Roasted 6 months ago based on Cangie's long term Spotify stats.
Cangie, huh? Seems like your Spotify profile should come with a warning label: "Caution! Listening at your own risk – results may include unsolicited nostalgia and the overwhelming urge to get a sweater-wearing old-timey grandpa." I mean, come on! Your music selection looks like the soundtrack to a 1940s tea party — and I’m not talking about the cool kind with loose-leaf and scones. If there was a mid-century vibe check for playlists, you'd fail so spectacularly it would send the ghost of Duke Ellington spinning in his grave. Your favorite genres are a delightful mix of 'grandpa chic' and 'need to spice up the retirement home playlist.' Adult Standards? Really? Is that your subtle way of saying you've got commitments in the bingo hall? Soundtrack and Swing Music make it sound like you can’t decide if you want to dance at a wedding or be ushered into a time capsule. With a list as impressive as yours, I can only assume your Spotify Wrapped resulted in a polite note sent directly to the town's 'most likely to build a time machine' awards.
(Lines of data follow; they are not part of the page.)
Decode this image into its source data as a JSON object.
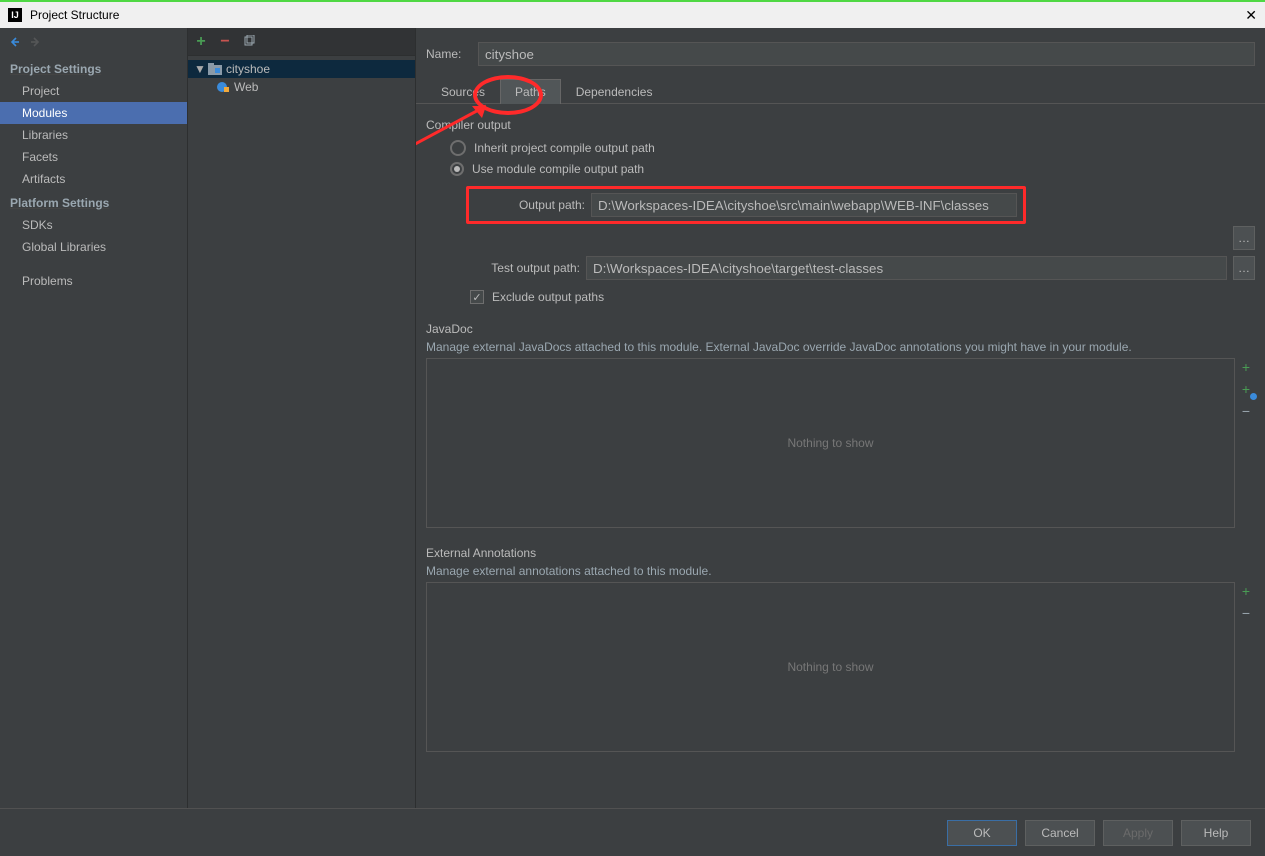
{
  "window": {
    "title": "Project Structure"
  },
  "sidebar": {
    "sections": [
      {
        "title": "Project Settings",
        "items": [
          "Project",
          "Modules",
          "Libraries",
          "Facets",
          "Artifacts"
        ],
        "selected": "Modules"
      },
      {
        "title": "Platform Settings",
        "items": [
          "SDKs",
          "Global Libraries"
        ]
      },
      {
        "title": "",
        "items": [
          "Problems"
        ]
      }
    ]
  },
  "tree": {
    "root": {
      "label": "cityshoe",
      "children": [
        {
          "label": "Web"
        }
      ]
    }
  },
  "main": {
    "nameLabel": "Name:",
    "nameValue": "cityshoe",
    "tabs": [
      "Sources",
      "Paths",
      "Dependencies"
    ],
    "activeTab": "Paths",
    "compiler": {
      "section": "Compiler output",
      "inheritLabel": "Inherit project compile output path",
      "useModuleLabel": "Use module compile output path",
      "outputPathLabel": "Output path:",
      "outputPathValue": "D:\\Workspaces-IDEA\\cityshoe\\src\\main\\webapp\\WEB-INF\\classes",
      "testOutputLabel": "Test output path:",
      "testOutputValue": "D:\\Workspaces-IDEA\\cityshoe\\target\\test-classes",
      "excludeLabel": "Exclude output paths"
    },
    "javadoc": {
      "section": "JavaDoc",
      "desc": "Manage external JavaDocs attached to this module. External JavaDoc override JavaDoc annotations you might have in your module.",
      "empty": "Nothing to show"
    },
    "extAnn": {
      "section": "External Annotations",
      "desc": "Manage external annotations attached to this module.",
      "empty": "Nothing to show"
    }
  },
  "buttons": {
    "ok": "OK",
    "cancel": "Cancel",
    "apply": "Apply",
    "help": "Help"
  }
}
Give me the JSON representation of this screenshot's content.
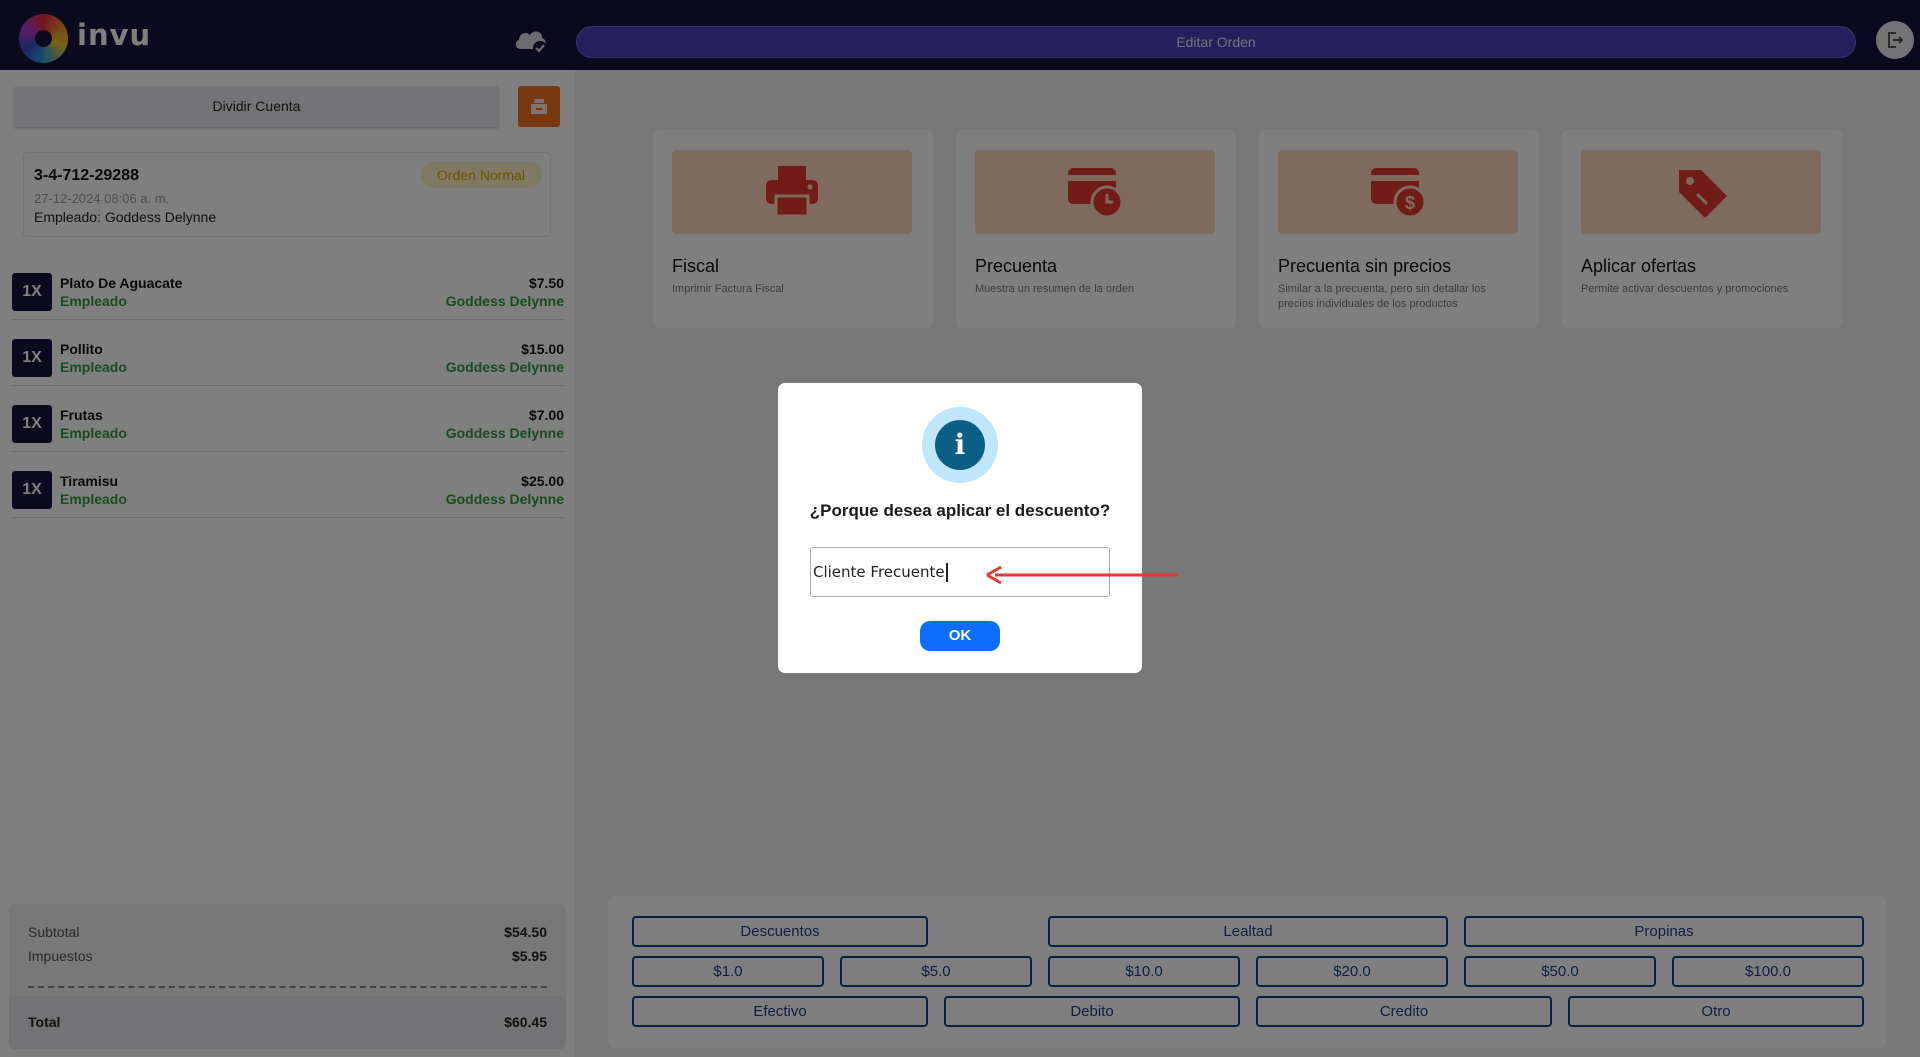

And while everyone else is jamming to the latest bangers, you're over here treating "Take Me to Church" like it's the wildest music gets. With your top artist lineup reading like an NPR pledge drive, we get it, you appreciate culture, but you could use some vitamin D... from a modern Spotify playlist! So crank up the volume on something recorded in this millennium, reflect on how you're probably one vinyl away from a midlife crisis, and for the love of all things hip, toss a few pop tunes in there to avoid clearing the dance floor at your next shindig!
Roasts are purely for fun and entertainment. They're not meant to be taken seriously. Enjoy the laughs, but remember your music taste is uniquely yours!